On December 3, 1918 he married Elizabeth Wallace Molesworth (b.1894), great-great-great granddaughter of the Hon. Major Edward Molesworth, son of Robert Molesworth, 1st Viscount Molesworth.

==World War I==
On the outbreak of the First World War Mellish was assistant curate at St Paul's, Deptford. He offered his services to the chaplaincy and served from May 1915 until February 1919. Just a few months after the start of his service, his brother Second Lieutenant Richard Coppin Mellish was killed in action whilst serving with the 1st Middlesex Regiment at the Battle of Loos on 25 September 1915. Reverend Mellish was attached to the 4th Battalion of the Royal Fusiliers in Ypres Salient in 1916 and it was then during the first three days of the Actions of St Eloi Craters, 27 to 29 March 1916, that he performed the actions for which he was awarded the Victoria Cross. He was the first member of the army chaplaincy to win the VC in the First World War.

===Victoria Cross===
Mellish was 35 years old, and a chaplain in the Army Chaplains' Department, British Army during the First World War when the following deeds took place for which he was awarded the VC. He received his VC from King George V in an investiture at Buckingham Palace on 12 June 1916.

The citation reads:
"For most conspicuous bravery. During heavy fighting on three consecutive days he repeatedly went backwards and forwards, under continuous and heavy shell and machine-gun fire, between our original trenches and those captured from the enemy, in order to tend and rescue wounded men. He brought in ten badly wounded men on the first day from ground swept by machine-gun fire, and three were actually killed while he was dressing their wounds.

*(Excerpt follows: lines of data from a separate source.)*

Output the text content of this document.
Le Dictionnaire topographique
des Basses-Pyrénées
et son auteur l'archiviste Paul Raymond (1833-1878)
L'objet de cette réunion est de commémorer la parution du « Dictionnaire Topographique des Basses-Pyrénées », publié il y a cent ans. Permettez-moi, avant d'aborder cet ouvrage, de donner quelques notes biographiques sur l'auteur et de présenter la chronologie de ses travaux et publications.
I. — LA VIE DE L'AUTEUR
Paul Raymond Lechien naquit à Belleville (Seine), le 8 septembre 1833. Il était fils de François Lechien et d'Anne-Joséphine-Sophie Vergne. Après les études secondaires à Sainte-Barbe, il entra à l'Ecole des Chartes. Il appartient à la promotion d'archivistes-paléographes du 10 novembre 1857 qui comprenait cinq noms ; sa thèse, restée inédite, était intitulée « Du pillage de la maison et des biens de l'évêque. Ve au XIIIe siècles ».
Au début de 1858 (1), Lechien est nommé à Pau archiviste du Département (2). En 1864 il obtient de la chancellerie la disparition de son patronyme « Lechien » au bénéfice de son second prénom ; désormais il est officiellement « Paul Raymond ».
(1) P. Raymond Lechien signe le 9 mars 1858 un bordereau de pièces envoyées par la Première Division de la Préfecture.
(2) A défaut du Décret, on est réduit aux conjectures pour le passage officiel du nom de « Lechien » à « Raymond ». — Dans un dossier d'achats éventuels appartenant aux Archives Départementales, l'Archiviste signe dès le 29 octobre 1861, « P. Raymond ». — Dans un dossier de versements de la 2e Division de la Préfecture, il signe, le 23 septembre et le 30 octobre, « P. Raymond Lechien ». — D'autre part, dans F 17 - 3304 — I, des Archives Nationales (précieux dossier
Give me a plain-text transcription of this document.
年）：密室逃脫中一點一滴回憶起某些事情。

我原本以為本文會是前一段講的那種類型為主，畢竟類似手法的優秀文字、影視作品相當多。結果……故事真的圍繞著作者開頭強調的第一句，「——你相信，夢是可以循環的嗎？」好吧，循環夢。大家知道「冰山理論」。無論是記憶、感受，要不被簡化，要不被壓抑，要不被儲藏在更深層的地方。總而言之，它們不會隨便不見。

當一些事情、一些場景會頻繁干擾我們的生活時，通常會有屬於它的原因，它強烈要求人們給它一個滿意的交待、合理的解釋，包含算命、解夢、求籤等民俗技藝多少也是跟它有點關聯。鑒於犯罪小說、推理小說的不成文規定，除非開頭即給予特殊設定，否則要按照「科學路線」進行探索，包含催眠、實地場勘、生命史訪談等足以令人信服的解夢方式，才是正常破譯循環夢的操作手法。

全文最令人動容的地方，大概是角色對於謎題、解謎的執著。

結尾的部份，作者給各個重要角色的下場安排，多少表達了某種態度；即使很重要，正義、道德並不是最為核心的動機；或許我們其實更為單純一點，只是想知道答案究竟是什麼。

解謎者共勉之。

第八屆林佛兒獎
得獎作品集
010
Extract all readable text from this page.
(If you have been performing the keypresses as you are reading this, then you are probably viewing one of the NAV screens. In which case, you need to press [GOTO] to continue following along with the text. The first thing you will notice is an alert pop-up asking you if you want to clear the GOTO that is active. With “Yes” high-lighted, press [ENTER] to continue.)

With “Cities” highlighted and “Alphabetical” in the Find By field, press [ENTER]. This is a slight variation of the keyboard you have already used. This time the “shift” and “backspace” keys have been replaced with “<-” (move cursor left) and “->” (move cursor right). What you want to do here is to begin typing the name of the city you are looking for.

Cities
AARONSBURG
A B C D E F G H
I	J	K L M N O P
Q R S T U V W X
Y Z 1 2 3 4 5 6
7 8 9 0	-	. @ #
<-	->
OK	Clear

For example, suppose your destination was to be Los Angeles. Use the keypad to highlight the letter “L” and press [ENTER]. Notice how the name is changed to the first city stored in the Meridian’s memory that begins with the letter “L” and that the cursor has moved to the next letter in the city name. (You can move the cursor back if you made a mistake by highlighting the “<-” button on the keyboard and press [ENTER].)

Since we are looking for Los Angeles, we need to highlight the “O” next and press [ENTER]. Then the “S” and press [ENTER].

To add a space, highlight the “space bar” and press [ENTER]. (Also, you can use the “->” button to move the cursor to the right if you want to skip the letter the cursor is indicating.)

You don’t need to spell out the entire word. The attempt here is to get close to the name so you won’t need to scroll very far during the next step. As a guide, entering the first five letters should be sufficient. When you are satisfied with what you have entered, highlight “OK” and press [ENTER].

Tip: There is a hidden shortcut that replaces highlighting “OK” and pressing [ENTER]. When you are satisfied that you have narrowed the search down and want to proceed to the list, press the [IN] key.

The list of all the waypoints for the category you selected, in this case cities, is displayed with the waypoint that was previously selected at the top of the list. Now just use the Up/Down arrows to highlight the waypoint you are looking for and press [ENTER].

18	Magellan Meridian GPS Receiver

The battalion to which he was attached was relieved on the second day, but he went back and brought in twelve more wounded men.

On the night of the third day he took charge of a party of volunteers and once more returned to the trenches to rescue the remaining wounded.

This splendid work was quite voluntary on his part and outside the scope of his ordinary duties."

Sint-Elooi (St Eloi) is located approximately about 5 km south of Ypres, Belgium. The defence of St Eloi is commemorated by the Hill 62 Memorial.

His Victoria Cross is displayed at the Fusilier Museum in the Tower of London. Replica medals are on display at the Museum of Army Chaplaincy.

===After the war===
Meelish was awarded the Military Cross in 1919.

After the war Mellish was vicar of St Mark's, Lewisham and later of Wangford-cum-Henham and Reydon in Suffolk. He was vicar of St Mary's Church, Great Dunmow in Essex from 1928 to 1948 and then was licensed as the perpetual curate of the Church of St Dunstan, Baltonsborough in Somerset.

He served in the Second World War as an air-raid precautions warden. In 1946 he was appointed a deputy lieutenant of the county of Essex.

==Memorial==
Mellish's birthplace, Trenabie House, in Oakleigh Park North, no longer exists but in March 2016 a plaque was installed nearby in a ceremony attended by Mellish's daughter Claire.